By leasing the “white elephant” Hambantota Port to China, the Yahapalana Government was able to free the people of Sri Lanka from the burden of debt owed to China, a burden too heavy for them to bear, Former Prime Minister Ranil Wickremesinghe said.
“Ships didn’t call at the Hambantota port. Investments for factories that were anticipated to flow into Hambantota did not arrive. We did not have an income from the port to pay installments and the interest due and could not expect to make a profit from the port for at least 30-40 years,” Wickramasinghe told the privately owned Sirasa TV yesterday.
The former premier defended the lease, arguing that it wasn’t an outright sale the way the Colombo Port City area and the plot of land that Shangri-la Hotel is built on were sold in a total transfer of their ownership.
“I did not opt for such a sale, but we needed to commercialise the Hambantota port let in foreign investment,” he added.
The USD 1.3 bn Hambantota Magampura Mahinda Rajapaksa Harbour was opened initially in 2010 using debt from China, 85% of which was funded through the EXIM Bank of China.
In 2016, the Sri Lankan government struck a deal to sell an 80% stake in the port to the state-controlled China Merchants Port Holdings.

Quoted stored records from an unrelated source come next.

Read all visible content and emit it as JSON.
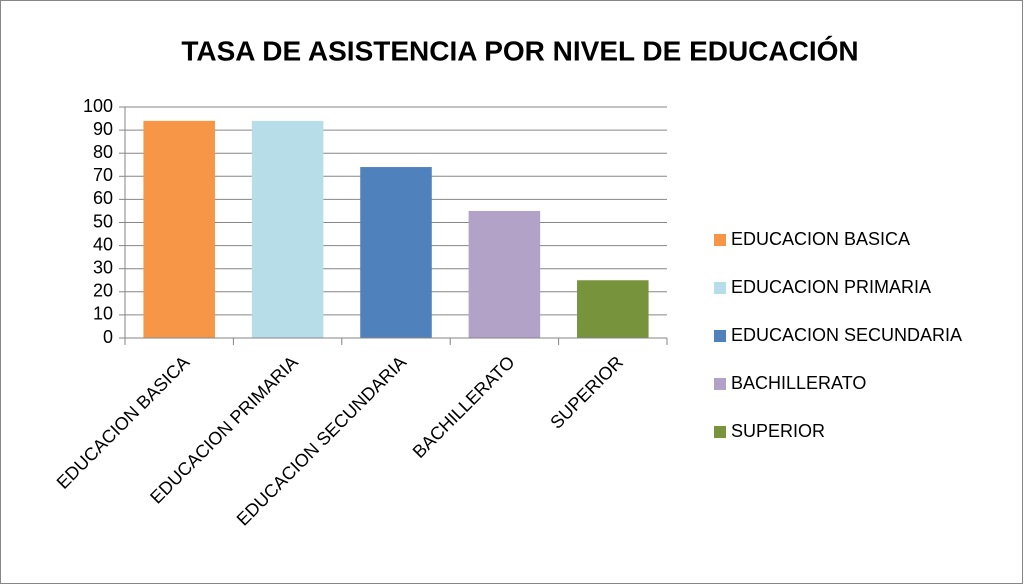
{
  "chart_data": {
    "type": "bar",
    "title": "TASA DE ASISTENCIA POR NIVEL DE EDUCACIÓN",
    "categories": [
      "EDUCACION BASICA",
      "EDUCACION PRIMARIA",
      "EDUCACION SECUNDARIA",
      "BACHILLERATO",
      "SUPERIOR"
    ],
    "values": [
      94,
      94,
      74,
      55,
      25
    ],
    "colors": [
      "#f79646",
      "#b7dee8",
      "#4f81bd",
      "#b3a2c7",
      "#77933c"
    ],
    "ylim": [
      0,
      100
    ],
    "yticks": [
      0,
      10,
      20,
      30,
      40,
      50,
      60,
      70,
      80,
      90,
      100
    ],
    "grid": true,
    "legend": "right"
  }
}
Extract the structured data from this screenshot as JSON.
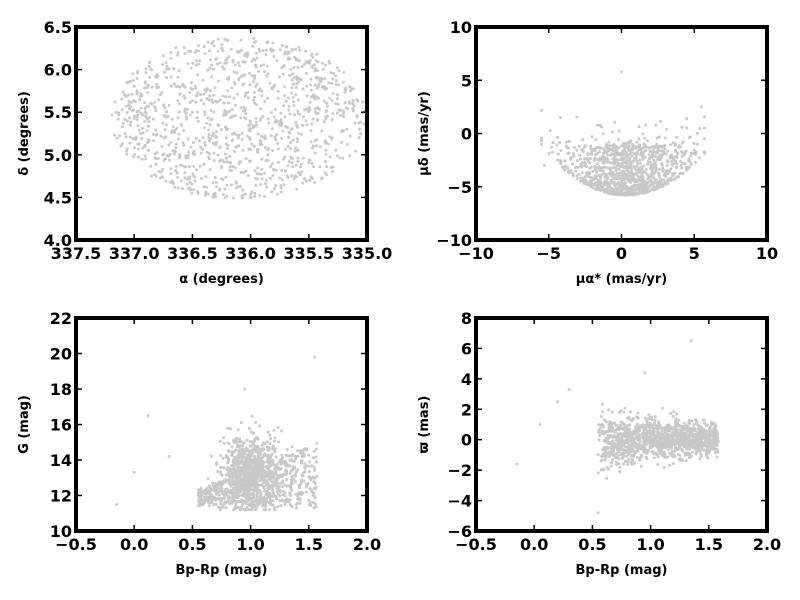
{
  "chart_data": [
    {
      "type": "scatter",
      "id": "sky",
      "xlabel": "α (degrees)",
      "ylabel": "δ (degrees)",
      "xlim": [
        337.5,
        335.0
      ],
      "ylim": [
        4.0,
        6.5
      ],
      "xticks": [
        "337.5",
        "337.0",
        "336.5",
        "336.0",
        "335.5",
        "335.0"
      ],
      "yticks": [
        "4.0",
        "4.5",
        "5.0",
        "5.5",
        "6.0",
        "6.5"
      ],
      "color": "#c8c8c8",
      "distribution": {
        "kind": "ellipse",
        "cx": 336.1,
        "cy": 5.43,
        "rx": 1.1,
        "ry": 0.95,
        "n": 1100
      },
      "series": [
        {
          "points": [
            [
              336.9,
              4.95
            ],
            [
              335.3,
              5.2
            ],
            [
              336.2,
              6.35
            ],
            [
              336.0,
              4.5
            ],
            [
              335.6,
              5.9
            ]
          ]
        }
      ]
    },
    {
      "type": "scatter",
      "id": "pm",
      "xlabel": "μα* (mas/yr)",
      "ylabel": "μδ (mas/yr)",
      "xlim": [
        -10,
        10
      ],
      "ylim": [
        -10,
        10
      ],
      "xticks": [
        "−10",
        "−5",
        "0",
        "5",
        "10"
      ],
      "yticks": [
        "−10",
        "−5",
        "0",
        "5",
        "10"
      ],
      "color": "#c8c8c8",
      "distribution": {
        "kind": "bowl",
        "cx": 0.3,
        "cy": -3.0,
        "rx": 5.0,
        "ytop": 3.5,
        "ybottom": -5.8,
        "n": 1100
      },
      "series": [
        {
          "points": [
            [
              0,
              5.8
            ],
            [
              -4.2,
              1.5
            ],
            [
              5.5,
              2.5
            ],
            [
              -5.3,
              -3.0
            ],
            [
              5.2,
              -1.0
            ]
          ]
        }
      ]
    },
    {
      "type": "scatter",
      "id": "cmd",
      "xlabel": "Bp-Rp (mag)",
      "ylabel": "G (mag)",
      "xlim": [
        -0.5,
        2.0
      ],
      "ylim": [
        22,
        10
      ],
      "xticks": [
        "−0.5",
        "0.0",
        "0.5",
        "1.0",
        "1.5",
        "2.0"
      ],
      "yticks": [
        "10",
        "12",
        "14",
        "16",
        "18",
        "20",
        "22"
      ],
      "color": "#c8c8c8",
      "distribution": {
        "kind": "cmd",
        "n": 1300
      },
      "series": [
        {
          "points": [
            [
              -0.15,
              20.5
            ],
            [
              0.12,
              15.5
            ],
            [
              0.0,
              18.7
            ],
            [
              1.55,
              12.2
            ],
            [
              0.95,
              14.0
            ],
            [
              0.3,
              17.8
            ]
          ]
        }
      ]
    },
    {
      "type": "scatter",
      "id": "parallax",
      "xlabel": "Bp-Rp (mag)",
      "ylabel": "ϖ (mas)",
      "xlim": [
        -0.5,
        2.0
      ],
      "ylim": [
        -6,
        8
      ],
      "xticks": [
        "−0.5",
        "0.0",
        "0.5",
        "1.0",
        "1.5",
        "2.0"
      ],
      "yticks": [
        "−6",
        "−4",
        "−2",
        "0",
        "2",
        "4",
        "6",
        "8"
      ],
      "color": "#c8c8c8",
      "distribution": {
        "kind": "band",
        "n": 1300
      },
      "series": [
        {
          "points": [
            [
              -0.15,
              -1.6
            ],
            [
              0.05,
              1.0
            ],
            [
              0.3,
              3.3
            ],
            [
              1.35,
              6.5
            ],
            [
              0.55,
              -4.8
            ],
            [
              0.95,
              4.4
            ],
            [
              0.2,
              2.5
            ]
          ]
        }
      ]
    }
  ]
}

But that agreement sparked protests from unions and opposition groups, forcing the government to renegotiate it.
Under the new plan, the Chinese company was given a 70% stake in a joint venture with the Sri Lanka Ports Authority.
Wickremesinghe said Sri Lanka can manage with just the Colombo harbour for the goods required for the country and since 75% of the work at Colombo harbour is used especially for transshipments sent to India.

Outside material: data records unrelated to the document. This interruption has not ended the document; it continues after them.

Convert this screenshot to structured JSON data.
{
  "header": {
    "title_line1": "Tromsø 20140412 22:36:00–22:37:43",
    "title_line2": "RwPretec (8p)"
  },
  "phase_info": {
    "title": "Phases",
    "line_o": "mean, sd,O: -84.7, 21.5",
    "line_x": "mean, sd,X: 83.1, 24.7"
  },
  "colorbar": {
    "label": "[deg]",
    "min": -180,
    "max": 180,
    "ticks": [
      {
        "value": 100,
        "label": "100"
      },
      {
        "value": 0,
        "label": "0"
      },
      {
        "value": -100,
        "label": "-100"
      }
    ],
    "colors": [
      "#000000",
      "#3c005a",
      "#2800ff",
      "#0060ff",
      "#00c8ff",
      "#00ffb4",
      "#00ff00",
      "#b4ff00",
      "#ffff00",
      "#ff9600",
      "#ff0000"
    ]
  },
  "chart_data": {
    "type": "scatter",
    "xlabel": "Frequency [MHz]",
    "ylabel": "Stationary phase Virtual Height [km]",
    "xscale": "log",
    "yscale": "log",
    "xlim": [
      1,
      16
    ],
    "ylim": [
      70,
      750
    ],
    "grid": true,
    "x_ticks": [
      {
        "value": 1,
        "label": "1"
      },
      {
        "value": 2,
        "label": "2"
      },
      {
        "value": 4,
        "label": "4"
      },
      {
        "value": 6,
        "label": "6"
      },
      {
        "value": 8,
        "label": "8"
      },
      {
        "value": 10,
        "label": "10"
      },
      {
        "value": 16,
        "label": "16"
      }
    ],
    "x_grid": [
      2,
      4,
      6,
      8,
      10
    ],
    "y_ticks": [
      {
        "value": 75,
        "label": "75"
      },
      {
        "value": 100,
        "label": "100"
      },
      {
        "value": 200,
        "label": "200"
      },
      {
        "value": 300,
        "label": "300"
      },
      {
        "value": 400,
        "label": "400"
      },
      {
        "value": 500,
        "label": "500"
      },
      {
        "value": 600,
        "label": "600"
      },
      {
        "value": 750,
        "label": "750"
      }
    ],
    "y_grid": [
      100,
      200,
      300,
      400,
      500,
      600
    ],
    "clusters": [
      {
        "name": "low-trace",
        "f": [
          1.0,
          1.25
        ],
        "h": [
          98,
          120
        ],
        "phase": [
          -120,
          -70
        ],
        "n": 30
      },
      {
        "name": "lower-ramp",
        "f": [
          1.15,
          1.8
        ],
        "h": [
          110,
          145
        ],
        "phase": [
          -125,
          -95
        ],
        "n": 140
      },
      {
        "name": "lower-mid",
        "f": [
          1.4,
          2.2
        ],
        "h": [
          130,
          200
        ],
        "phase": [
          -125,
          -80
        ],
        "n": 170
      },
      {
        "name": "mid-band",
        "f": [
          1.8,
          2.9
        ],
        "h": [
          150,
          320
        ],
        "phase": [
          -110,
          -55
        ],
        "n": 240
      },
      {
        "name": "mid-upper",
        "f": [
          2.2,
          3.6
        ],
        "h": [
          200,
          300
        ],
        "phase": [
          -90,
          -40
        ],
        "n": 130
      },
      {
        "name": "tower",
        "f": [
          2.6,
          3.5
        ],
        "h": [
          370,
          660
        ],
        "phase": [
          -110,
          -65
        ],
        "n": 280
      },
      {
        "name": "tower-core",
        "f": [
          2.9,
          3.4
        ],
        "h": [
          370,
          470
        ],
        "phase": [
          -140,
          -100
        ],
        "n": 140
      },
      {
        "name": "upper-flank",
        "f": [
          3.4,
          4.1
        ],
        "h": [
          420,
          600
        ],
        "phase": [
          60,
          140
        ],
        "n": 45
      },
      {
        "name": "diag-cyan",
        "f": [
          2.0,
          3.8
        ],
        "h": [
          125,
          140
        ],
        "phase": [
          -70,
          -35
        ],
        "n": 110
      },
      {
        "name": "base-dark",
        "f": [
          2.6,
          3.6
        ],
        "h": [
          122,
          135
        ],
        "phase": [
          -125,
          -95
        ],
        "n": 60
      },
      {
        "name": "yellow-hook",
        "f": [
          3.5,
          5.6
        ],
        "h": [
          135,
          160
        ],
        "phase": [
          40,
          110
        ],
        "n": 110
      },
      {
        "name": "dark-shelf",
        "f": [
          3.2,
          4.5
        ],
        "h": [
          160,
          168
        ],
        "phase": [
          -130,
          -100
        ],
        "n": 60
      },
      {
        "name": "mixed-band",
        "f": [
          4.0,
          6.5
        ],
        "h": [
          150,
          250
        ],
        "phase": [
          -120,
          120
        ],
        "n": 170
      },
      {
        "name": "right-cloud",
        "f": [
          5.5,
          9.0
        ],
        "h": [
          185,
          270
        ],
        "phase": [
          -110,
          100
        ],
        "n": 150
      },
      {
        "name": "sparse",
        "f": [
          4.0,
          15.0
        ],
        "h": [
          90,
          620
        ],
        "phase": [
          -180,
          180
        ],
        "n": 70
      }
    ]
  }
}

“Those days they said that ships will come to the Hambantota port for refuelling but no such ship arrived. For example, just because you buy land along Galle Road and open a fuel station that does not mean every vehicle will come there to refuel. This was actually a white elephant,” he said.

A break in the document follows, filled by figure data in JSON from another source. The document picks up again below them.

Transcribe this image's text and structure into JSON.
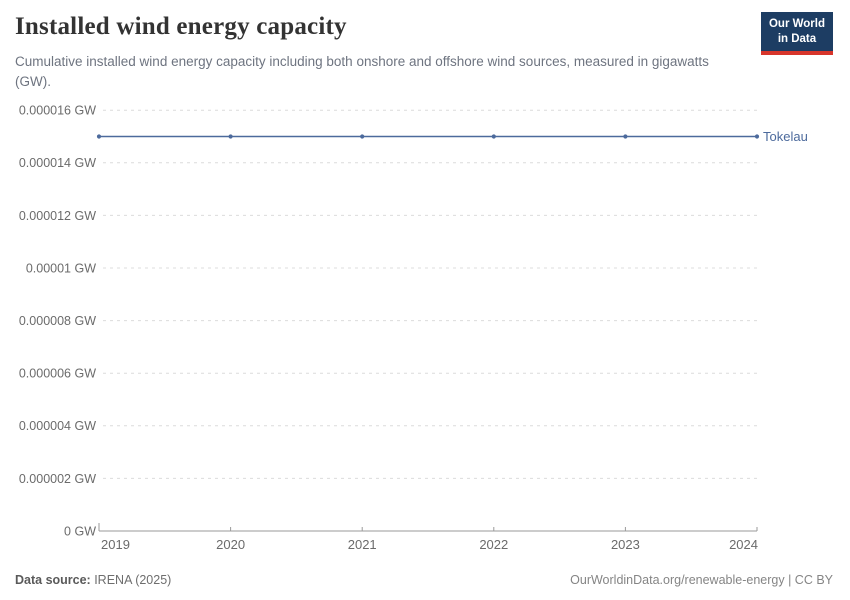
{
  "header": {
    "title": "Installed wind energy capacity",
    "subtitle": "Cumulative installed wind energy capacity including both onshore and offshore wind sources, measured in gigawatts (GW).",
    "logo_line1": "Our World",
    "logo_line2": "in Data"
  },
  "chart_data": {
    "type": "line",
    "title": "Installed wind energy capacity",
    "unit": "GW",
    "x": [
      2019,
      2020,
      2021,
      2022,
      2023,
      2024
    ],
    "xtick_labels": [
      "2019",
      "2020",
      "2021",
      "2022",
      "2023",
      "2024"
    ],
    "series": [
      {
        "name": "Tokelau",
        "color": "#4c6a9c",
        "values": [
          1.5e-05,
          1.5e-05,
          1.5e-05,
          1.5e-05,
          1.5e-05,
          1.5e-05
        ]
      }
    ],
    "ylim": [
      0,
      1.6e-05
    ],
    "yticks": [
      0,
      2e-06,
      4e-06,
      6e-06,
      8e-06,
      1e-05,
      1.2e-05,
      1.4e-05,
      1.6e-05
    ],
    "ytick_labels": [
      "0 GW",
      "0.000002 GW",
      "0.000004 GW",
      "0.000006 GW",
      "0.000008 GW",
      "0.00001 GW",
      "0.000012 GW",
      "0.000014 GW",
      "0.000016 GW"
    ],
    "grid": "horizontal-dashed",
    "legend_position": "line-end-label"
  },
  "footer": {
    "datasource_label": "Data source:",
    "datasource_value": " IRENA (2025)",
    "attribution": "OurWorldinData.org/renewable-energy | CC BY"
  },
  "colors": {
    "line": "#4c6a9c",
    "series_label": "#4c6a9c",
    "grid": "#dcdcdc",
    "axis": "#9a9a9a",
    "tick_text": "#6b6b6b",
    "title_text": "#333333",
    "subtitle_text": "#6e7480",
    "logo_bg": "#1d3d63",
    "logo_accent": "#d7352b"
  }
}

The former PM said that he told the Chinese government that Sri Lanka could not repay the debt.
“Then the Chinese government asked if we were selling it, and if the first opportunity would be given to a Chinese company. There was no other company willing to buy the port as most of them didn’t know what to do with it. China came forward to purchase the harbour because they had a plan for it,” he said.
The Chinese government intended to bring their factories and to send those goods through the Hambantota port and make it an economic hub, said Wickremesinghe, adding that they already had a general plan to open several harbours and industrial zones in the Indian ocean and make Hambantota the main harbour by including it in that plan.
“But we knew and they knew – and indeed everyone else knew – that they would not be able to make any profit from that harbour for at least 30 years,” he said.
Eventually, he further said, a Chinese state owned company asked for the harbour for 99 years, so the Sri Lankan government agreed to it since it would take 30 years to make profits out of it.
“But we could take it back even in the first year even though we had leased it for 99 years if we paid them the compensation,” he added.